Player protection, the final frontier

    • rootsanarchy
      Dabei seit: 10.01.2008 Beiträge: 6.843
      (New blog from Isle of Man head of egaming development Garth Kimber)

      Garth Kimber, head of e-gaming development, Department of Economic Development, Isle of Man Government

      American professional poker player Phil Ivey was recently quoted as being “Deeply disappointed and embarrassed” at players not being refunded their money by Full Tilt following the events of Black Friday.

      The EU Commission has calculated that there are more than 12,500 sites in Europe alone operating without a licence of any sort. This means not only that the game has not been checked for fairness, but also that there is nothing to prevent player funds from being intermingled with operational funds, invested or worse.

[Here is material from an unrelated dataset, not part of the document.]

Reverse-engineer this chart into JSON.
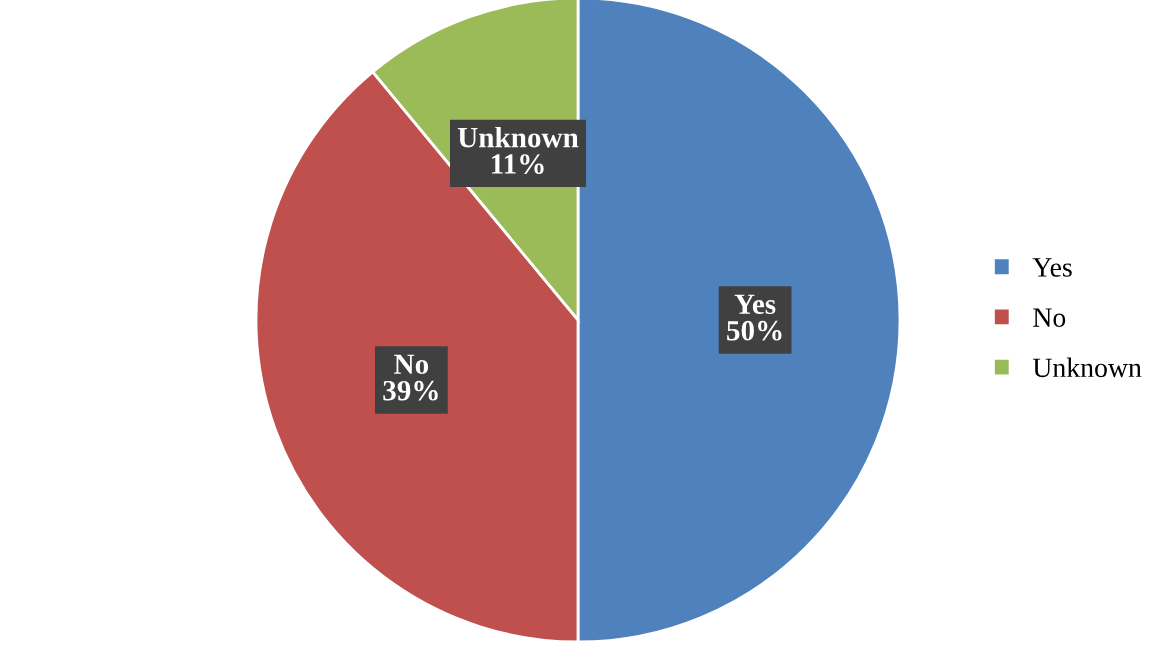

      The gaming sector has grown quickly since the first site went live in 1995. And, as with all new industries that experience this rapid rise, there can be a lag in time before consumer protection and regulation fully catch-up with one another, however it’s still surprising to see how long it’s taken for players to realise how licensing and regulation affects them personally.

      Without schadenfreude towards Full Tilt’s customers, the issue of protection of players’ funds has been treated with the same apathy as say, pensions; even by the pros, as Ivey’s statement clearly demonstrates. This is not the first or last time that an operator has failed to refund its players’ money.

      As European countries start to open up their own regulatory regimes it will be interesting to see how the fine print or their regulation actually protects player funds in practice, particularly when ‘protection of players’ has been the weapon of choice in arguing the case for active regulation in the first place.

      Ultimately players’ choice is everything and, if reported player stats since the US indictments are true, numbers have virtually returned to pre-Black Friday levels at Pokerstars due to its ability to refund its players. The Isle of Man’s strong consumer protection may also have played a part in this return to confidence – all player funds (and winnings) are held on the island in a separate and segregated account clearly designated as player funds and protected under Manx law.

      As the industry matures, and competition remains high, customers will continue to recognise that when choosing where to chance their money, it’s not all about bonuses and fun marketing gimmicks and that some ‘chances’ are bigger than others.

      If this issue matters to players, it should matter to operators.

      - allein in europa mehr als 12.500 gaming-seiten ohne lizenz
      - das bedeutet nicht nur, dass die games nicht auf fairness geprüft sind, sondern auch fehlenden schutz der spielereinlagen
      - spielerschutz (auch bei lizesierten seiten) oftmals zu wenig beachtet (von anbietern und spielern gleichermaßen)
      - spieler realisieren nur langsam wie lizensierung und regulierung sie betrifft
      - spieler werden nach und nach realisieren, dass es bei der wahl der gaming-seite nicht nur auf boni und marketing gimmicks ankommt, sondern auch auf den schutz ihrer einlagen

      geht halt um die entwicklung der gaming industrie und dass die ereignisse um full tilt gezeigt haben, dass sich in sachen spielerschutz noch einiges tun muss. als vertreter der isle of man schreibt er das wohl nicht ganz ohne eigenwerbung, weil das dort halt sehr gut geregelt is.